Non sarà un Natale facile per i lavoratori della Lucchini. Il 24 dicembre l’altoforno dell’acciaieria si spegnerà e le duemila tute blu andranno in cassa integrazione. Il Pd della Toscana chiede un incontro urgente con il neo ministro allo Sviluppo per salvare il secondo polo siderurgico d’Italia.

Ad annunciare lo stop è stata una breve nota dell’azienda in cui si spiega che l’altoforno rimarrà inattivo fino al 18 gennaio e che la scelta di  spegnerlo ha a che vedere con  motivi industriali e commerciali (gli ordini scarseggiano) e non con il piano di ristrutturazione attualmente in fase di definizione. Ma i timori per la sorte dei lavoratori e dello stabilimento di Piombino  rimangono, anche perchè dal 15 dicembre 400 operai  andranno già in cig indipendentemente dallo stop del forno.

La notizia arriva a pochi giorni di distanza dallo sciopero generale del settore siderurgico e dalla grande manifestazione che martedì 15 novembre ha portato nelle strade di Piombino oltre 4mila persone – i cittadini al fianco dei lavoratori – all’insegna dello slogan “Sciopero oggi per lavorare domani”.

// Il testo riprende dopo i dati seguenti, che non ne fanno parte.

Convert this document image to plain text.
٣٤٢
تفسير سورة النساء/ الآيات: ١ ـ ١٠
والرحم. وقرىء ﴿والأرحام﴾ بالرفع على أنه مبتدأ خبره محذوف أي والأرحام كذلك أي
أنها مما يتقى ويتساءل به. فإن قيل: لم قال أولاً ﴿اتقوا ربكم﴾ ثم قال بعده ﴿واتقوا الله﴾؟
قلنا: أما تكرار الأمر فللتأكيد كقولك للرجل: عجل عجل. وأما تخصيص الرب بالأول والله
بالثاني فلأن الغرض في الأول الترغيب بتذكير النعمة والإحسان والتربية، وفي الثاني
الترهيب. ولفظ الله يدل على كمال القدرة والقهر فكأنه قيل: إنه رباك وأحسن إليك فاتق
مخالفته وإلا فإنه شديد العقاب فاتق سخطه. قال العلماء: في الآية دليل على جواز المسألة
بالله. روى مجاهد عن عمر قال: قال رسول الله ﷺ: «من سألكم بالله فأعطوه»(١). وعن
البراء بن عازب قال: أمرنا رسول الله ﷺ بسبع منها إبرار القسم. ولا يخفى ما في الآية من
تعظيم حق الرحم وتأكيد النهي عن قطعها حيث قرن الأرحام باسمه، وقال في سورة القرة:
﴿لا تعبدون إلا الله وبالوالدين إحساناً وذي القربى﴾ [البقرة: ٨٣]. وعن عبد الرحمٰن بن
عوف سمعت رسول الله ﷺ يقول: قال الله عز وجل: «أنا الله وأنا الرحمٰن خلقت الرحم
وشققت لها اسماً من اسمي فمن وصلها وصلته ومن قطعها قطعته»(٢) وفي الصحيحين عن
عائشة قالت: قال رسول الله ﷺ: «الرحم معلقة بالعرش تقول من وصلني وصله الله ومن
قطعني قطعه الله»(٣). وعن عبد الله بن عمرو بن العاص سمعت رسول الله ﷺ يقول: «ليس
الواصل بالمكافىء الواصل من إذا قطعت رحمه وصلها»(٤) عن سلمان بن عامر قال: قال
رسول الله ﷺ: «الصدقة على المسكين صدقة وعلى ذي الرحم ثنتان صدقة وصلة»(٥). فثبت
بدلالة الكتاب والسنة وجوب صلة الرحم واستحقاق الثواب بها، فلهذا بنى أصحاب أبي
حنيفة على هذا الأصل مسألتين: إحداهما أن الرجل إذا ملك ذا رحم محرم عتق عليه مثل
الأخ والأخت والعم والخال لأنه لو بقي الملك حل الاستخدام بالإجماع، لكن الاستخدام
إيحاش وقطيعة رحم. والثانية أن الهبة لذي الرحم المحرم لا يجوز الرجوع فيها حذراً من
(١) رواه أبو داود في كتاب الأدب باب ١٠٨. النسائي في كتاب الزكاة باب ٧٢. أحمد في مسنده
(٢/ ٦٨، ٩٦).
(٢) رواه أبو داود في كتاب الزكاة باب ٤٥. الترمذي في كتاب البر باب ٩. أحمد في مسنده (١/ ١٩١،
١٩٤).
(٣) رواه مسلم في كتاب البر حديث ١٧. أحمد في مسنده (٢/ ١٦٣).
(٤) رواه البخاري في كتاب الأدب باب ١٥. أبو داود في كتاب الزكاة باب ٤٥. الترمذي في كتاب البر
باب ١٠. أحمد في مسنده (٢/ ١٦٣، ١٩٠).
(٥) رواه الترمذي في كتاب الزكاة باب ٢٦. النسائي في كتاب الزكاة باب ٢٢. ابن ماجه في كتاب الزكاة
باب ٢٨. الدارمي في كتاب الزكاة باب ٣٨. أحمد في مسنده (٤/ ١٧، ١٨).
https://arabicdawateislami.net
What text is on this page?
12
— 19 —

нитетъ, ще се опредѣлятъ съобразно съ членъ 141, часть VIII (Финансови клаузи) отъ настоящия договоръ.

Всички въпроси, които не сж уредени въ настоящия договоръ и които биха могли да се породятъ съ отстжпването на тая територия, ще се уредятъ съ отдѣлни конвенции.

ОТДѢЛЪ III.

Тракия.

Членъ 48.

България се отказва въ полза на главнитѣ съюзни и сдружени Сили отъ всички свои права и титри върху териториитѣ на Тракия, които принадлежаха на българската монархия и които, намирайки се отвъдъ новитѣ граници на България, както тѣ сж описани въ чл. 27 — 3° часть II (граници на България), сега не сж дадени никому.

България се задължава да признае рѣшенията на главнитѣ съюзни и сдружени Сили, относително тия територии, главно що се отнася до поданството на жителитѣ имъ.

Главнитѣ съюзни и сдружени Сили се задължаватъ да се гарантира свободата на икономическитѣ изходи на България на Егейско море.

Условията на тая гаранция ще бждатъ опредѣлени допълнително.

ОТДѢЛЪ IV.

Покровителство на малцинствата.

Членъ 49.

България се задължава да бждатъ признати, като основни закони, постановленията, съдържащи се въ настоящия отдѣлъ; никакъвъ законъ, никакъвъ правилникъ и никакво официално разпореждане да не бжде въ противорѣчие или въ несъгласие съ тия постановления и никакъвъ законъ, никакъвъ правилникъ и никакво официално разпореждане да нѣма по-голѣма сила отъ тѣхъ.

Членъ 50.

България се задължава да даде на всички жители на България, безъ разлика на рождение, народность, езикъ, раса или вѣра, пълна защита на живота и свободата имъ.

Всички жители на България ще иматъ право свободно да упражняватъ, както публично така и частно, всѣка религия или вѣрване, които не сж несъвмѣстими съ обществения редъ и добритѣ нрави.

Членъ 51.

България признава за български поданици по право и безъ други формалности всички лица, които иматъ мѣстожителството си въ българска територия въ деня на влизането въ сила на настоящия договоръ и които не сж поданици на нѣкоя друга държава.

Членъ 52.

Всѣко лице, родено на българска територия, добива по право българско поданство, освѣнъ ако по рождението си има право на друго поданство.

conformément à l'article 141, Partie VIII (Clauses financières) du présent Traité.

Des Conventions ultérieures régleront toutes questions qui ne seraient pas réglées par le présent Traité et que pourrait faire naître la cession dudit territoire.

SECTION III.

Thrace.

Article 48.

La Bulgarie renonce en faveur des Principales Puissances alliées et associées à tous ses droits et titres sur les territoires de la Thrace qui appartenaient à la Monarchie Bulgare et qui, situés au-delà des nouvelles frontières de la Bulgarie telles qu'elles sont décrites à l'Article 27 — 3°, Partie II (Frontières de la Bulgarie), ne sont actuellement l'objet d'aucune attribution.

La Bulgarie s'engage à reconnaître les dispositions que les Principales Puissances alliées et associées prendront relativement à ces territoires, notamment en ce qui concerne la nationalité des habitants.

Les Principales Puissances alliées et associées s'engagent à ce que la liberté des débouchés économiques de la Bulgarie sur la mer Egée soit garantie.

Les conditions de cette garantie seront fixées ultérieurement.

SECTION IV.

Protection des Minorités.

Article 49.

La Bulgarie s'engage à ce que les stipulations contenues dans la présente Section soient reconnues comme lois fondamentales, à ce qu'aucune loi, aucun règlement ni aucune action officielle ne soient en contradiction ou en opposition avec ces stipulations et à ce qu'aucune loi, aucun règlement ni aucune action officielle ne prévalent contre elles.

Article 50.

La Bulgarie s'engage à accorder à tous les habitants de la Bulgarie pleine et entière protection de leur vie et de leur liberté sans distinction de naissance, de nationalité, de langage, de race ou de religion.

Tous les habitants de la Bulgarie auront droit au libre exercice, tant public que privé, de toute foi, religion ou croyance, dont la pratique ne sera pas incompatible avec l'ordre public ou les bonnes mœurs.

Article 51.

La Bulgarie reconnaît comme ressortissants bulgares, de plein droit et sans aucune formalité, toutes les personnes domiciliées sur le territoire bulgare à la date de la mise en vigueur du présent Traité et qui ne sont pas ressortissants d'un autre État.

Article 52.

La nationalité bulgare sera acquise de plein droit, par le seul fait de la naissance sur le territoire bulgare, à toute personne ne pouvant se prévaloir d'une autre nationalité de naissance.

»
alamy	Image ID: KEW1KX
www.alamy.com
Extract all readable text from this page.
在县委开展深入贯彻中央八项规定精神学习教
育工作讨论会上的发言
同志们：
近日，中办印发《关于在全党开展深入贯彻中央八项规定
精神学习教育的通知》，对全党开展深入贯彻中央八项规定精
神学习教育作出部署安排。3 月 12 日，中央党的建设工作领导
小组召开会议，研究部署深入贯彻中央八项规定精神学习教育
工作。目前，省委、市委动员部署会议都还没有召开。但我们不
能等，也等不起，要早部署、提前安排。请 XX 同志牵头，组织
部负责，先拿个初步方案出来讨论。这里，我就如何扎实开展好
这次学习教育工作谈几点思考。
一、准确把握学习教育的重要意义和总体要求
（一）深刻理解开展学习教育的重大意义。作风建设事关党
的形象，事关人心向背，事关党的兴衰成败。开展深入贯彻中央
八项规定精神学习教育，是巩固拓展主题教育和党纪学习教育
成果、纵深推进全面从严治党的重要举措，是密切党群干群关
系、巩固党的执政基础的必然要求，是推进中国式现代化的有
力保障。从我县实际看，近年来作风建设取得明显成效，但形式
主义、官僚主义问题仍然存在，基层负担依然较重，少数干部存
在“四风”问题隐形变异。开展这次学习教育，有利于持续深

Fortemente preoccupato è il Pd della Toscana, che chiede con urgenza l’intervento del nuovo governo e un incontro con il neo ministro allo Sviluppo Passera.  “Siamo molto preoccupati per la scelta di spegnere l’altoforno e per l’aggravarsi della situazione dell’azienda. La cassa integrazione per 2.200 lavoratori e’ un duro colpo per tutta la Val di Cornia e la Toscana”, commentano il segretario del Pd toscano Andrea Manciulli, il responsabile Lavoro Ivan Ferrucci, e il consigliere regionale Matteo Tortolini.

“Auspichiamo che quanto prima – continuano – il nuovo ministro incontri i vertici dell’azienda, le rappresentanze sindacali e le istituzioni, e apra subito il Tavolo nazionale sulla siderurgia come chiesto dall’assessore regionale Simoncini. La Lucchini e le acciaierie di Piombino sono il secondo principale polo siderurgico del Paese e come tale la questione è nazionale: è una realtà industriale determinante per il tessuto economico non solo piombinese e toscano ma anche per quello italiano. Per questo deve essere difeso il ciclo integrato e per essere competitivo servono, ad esempio, investimenti nelle infrastrutture nella zona. Non abbiamo molto tempo. Occorre che il nuovo Governo a differenza del passato si interessi subito di questa grave crisi: i lavoratori non devono pagare gli errori di altri e il nostro Paese deve rimanere nella siderurgia, non c’e’ una politica economica efficace se abbandoniamo settori industriali importanti come questo”.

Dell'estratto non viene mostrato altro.